Dans la démarche du cinéaste et scénariste Christophe Cognet, il s’agit plus classiquement de constituer d’abord un corpus : inventorier toutes les images (un peu moins de quatre-vingts) prises dans les camps nazis par les déporté.e.s. Une fois cette première opération menée, Cognet ne s’intéresse pas à la postérité des images mais à l’instant de la prise de vue. Il fait exister le sujet photographié et celui qui, prenant un risque énorme, fixe le crime sur la pellicule. Si dans sa démarche la photographie est déjà archive, si elle préexiste à son regard, c’est bien ce regard porté sur l’image comme résultat d’un geste qui fait exister autrement l’objet. Par une enquête attentive aux plus minuscules éléments, Cognet parvient à écrire les conditions de réalisation de chacune de ces images. Derrière chaque photographie, il révèle un portrait, celui du photographe, et avec lui une existence. Le procédé est d’autant plus puissant que Cognet ne s’exclut pas de cette scène de révélation. Le cliché photographique ne renseigne pas seulement sur les camps et la Shoah, il donne à voir une double histoire individuelle, celle des sujets photographiés dont il a retrouvé l’identité et le parcours de vie et celle du photographe. Les photographes s’appellent Jacques Angeli et José Fosty, Wenzel Polak, Rudolf Cisar, Karel Kàsak, Jean Brichaux, Joanna Szydlowska… L’auteur reconstitue les séances de prises de vue, il leur donne une matérialité. L’image n’est pas représentation, elle est un acte. Un acte que l’histoire doit inscrire.

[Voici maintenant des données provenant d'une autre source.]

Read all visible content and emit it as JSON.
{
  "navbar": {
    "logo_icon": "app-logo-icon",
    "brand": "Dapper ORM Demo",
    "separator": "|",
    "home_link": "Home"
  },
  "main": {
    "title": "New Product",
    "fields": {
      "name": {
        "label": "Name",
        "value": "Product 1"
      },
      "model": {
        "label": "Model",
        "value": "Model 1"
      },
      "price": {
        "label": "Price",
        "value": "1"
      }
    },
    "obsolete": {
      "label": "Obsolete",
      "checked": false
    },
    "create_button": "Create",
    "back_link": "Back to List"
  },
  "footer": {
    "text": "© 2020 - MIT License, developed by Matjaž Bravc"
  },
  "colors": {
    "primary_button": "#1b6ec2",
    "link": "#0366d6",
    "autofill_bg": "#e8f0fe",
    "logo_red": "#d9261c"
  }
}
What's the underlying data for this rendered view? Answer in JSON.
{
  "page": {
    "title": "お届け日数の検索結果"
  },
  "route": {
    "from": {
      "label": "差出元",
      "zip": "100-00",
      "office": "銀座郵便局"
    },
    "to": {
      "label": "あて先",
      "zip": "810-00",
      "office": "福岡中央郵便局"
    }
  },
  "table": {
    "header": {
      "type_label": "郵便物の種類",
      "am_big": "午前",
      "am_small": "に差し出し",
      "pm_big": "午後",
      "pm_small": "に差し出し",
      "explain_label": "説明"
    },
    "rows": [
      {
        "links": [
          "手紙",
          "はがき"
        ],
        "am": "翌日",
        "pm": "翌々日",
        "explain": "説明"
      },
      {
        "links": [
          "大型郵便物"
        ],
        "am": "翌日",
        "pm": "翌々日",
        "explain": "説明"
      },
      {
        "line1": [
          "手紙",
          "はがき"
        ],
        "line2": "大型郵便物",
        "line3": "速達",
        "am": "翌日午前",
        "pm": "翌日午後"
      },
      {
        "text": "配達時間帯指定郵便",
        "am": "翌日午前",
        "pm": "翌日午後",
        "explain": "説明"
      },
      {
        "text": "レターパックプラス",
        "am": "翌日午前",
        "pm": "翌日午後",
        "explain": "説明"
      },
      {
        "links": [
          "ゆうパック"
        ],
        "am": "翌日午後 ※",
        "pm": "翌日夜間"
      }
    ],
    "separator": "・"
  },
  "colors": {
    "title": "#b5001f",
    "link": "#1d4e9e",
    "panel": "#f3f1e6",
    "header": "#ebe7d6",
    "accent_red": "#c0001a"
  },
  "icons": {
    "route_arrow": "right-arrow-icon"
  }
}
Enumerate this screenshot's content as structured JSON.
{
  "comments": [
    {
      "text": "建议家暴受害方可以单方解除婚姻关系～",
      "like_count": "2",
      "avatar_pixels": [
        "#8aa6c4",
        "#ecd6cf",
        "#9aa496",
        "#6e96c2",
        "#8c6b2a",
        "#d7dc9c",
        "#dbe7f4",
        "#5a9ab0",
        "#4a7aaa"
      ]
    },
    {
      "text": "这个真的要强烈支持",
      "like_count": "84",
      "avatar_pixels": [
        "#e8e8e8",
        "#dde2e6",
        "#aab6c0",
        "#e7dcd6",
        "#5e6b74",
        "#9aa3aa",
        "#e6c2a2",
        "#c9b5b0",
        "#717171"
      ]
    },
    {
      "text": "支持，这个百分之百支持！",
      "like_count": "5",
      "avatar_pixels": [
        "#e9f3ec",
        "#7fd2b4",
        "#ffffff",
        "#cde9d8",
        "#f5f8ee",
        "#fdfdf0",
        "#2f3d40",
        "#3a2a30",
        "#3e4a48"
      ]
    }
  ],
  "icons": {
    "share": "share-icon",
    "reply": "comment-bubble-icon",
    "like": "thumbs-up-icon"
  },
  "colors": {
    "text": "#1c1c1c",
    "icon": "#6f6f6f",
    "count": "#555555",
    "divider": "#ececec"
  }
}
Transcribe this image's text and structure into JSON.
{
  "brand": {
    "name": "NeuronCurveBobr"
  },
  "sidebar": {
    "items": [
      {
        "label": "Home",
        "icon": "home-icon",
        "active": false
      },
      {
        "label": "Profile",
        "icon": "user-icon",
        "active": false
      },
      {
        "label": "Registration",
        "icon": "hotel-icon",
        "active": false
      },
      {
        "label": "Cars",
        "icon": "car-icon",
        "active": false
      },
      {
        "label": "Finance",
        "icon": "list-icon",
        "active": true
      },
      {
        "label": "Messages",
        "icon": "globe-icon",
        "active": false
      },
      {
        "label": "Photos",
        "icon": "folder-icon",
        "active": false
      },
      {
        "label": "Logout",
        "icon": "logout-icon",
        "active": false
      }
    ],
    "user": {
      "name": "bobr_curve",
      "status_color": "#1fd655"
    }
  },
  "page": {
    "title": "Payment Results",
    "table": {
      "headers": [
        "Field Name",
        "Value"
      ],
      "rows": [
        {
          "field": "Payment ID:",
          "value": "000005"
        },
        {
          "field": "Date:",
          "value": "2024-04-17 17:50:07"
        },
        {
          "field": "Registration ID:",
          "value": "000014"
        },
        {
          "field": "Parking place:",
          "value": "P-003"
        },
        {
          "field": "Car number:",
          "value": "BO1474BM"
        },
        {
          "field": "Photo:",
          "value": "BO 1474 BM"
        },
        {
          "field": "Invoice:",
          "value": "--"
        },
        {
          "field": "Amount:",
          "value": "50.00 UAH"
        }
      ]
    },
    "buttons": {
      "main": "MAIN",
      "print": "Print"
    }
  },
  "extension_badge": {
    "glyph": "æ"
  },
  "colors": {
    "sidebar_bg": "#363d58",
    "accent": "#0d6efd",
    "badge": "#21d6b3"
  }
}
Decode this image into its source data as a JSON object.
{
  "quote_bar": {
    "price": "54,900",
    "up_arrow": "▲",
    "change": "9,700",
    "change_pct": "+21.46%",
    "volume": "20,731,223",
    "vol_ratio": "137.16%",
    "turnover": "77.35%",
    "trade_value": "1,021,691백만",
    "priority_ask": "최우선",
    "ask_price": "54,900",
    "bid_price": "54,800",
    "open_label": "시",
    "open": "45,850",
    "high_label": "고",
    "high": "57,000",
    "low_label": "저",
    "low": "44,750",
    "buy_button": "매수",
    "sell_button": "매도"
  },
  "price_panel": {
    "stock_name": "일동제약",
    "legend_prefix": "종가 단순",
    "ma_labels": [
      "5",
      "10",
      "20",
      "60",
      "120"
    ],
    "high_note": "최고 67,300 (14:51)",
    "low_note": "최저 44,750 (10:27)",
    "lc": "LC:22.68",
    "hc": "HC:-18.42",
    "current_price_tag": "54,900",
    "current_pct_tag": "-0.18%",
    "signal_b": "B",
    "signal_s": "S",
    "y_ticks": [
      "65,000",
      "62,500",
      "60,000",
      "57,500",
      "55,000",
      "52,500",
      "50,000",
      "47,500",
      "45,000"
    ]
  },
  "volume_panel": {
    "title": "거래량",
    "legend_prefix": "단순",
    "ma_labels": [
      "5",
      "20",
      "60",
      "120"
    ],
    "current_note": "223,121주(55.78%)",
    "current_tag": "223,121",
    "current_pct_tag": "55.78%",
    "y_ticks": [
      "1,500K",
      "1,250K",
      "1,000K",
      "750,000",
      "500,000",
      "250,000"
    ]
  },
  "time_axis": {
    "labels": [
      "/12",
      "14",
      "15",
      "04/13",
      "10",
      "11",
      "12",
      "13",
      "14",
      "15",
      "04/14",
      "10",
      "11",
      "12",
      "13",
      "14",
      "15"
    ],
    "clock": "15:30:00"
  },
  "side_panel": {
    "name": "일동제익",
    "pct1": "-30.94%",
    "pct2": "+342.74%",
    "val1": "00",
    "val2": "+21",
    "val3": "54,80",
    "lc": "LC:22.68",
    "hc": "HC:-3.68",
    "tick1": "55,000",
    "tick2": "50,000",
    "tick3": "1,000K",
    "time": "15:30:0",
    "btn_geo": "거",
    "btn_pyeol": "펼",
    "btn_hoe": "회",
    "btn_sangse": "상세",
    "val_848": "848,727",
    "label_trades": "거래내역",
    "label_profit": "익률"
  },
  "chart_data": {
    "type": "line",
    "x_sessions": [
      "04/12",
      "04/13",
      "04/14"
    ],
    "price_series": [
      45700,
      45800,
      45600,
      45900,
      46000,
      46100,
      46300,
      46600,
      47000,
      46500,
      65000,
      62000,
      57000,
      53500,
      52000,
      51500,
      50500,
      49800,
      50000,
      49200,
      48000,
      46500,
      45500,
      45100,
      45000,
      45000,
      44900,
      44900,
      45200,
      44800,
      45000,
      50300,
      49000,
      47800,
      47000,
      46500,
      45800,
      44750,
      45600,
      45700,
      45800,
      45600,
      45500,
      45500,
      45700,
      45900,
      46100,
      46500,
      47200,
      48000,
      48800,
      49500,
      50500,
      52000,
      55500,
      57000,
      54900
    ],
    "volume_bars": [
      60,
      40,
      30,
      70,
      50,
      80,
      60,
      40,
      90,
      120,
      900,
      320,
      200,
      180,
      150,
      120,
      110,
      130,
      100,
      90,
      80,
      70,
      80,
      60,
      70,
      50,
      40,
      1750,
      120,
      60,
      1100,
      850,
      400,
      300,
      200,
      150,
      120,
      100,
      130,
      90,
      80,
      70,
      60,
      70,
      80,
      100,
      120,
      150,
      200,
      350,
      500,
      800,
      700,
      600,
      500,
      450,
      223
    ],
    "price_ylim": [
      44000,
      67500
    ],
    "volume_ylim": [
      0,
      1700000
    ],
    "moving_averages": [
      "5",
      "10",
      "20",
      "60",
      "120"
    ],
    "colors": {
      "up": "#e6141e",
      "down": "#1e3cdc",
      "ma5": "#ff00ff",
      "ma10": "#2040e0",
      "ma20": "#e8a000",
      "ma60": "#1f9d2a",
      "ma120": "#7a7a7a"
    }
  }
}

Rares aussi sont les images de la Résistance. C’est pourtant avec des photographies que Sébastien Albertelli, Julien Blanc et Laurent Douzou ont décidé d’ouvrir chacun des chapitres qui composent leur histoire de la Résistance en France : « Un document visuel — une photo d’identité, une feuille clandestine, une scène publique ou privée… — qui illustre une facette de la réalité de cette histoire, saturée de représentations mais si pauvre en illustrations. » Pour les auteurs, la photographie a fonction d’incarnation : les visages de Marc Bloch et de Pierre Hespel, celui d’une femme anonyme sur une route pendant l’exode de 1940, un portrait de groupe de celles et ceux qui formeront le réseau du musée de l’Homme, un cliché de la une du numéro 11 du journal clandestin Combat paru en juin 1942, le portrait de l’archevêque de Toulouse Jules Saliège, ou encore l’ultime photo de Berty Albrecht ou le célèbre portrait de Jean Moulin.

Écrire les images de l’histoire

Il ne s’agit pas pour les auteurs de constituer une galerie d’honneur de la Résistance, mais, à partir de chacune de ces images, de prendre à revers l’hagiographie pour montrer comment elle fut simplement « une histoire d’hommes qui ont fait de leur mieux », selon les mots de Pascal Copeau. Les historiens ne sous-estiment pas pour autant le pouvoir des images : lorsque le général de Gaulle se fait photographier à Bayeux le 14 juin 1944 serrant la main d’anonymes, ils ne manquent pas de rappeler que cette courte visite en France, alors que les combats font rage, a pour but d’asseoir sa légitimité auprès des Américains et que cette image laisse une trace de ce geste. Mais il s’agit aussi de redonner des visages à cette « armée de l’ombre ». Le document photographique n’a pas ici vocation à faire preuve mais à permettre de produire une « illustration » manquante. L’historien se fait iconographe.

Dans ces trois livres, par les usages faits de la photographie, un portrait nouveau de l’historien.ne se dessine. L’image est à la fois archive du passé et reflet de l’histoire qui s’écrit. Tout se passe comme si, dans le reflet de l’image, on ne craignait plus désormais de voir apparaître le visage du photographe ni celui de l’historien.ne qui manie l’objet photographique.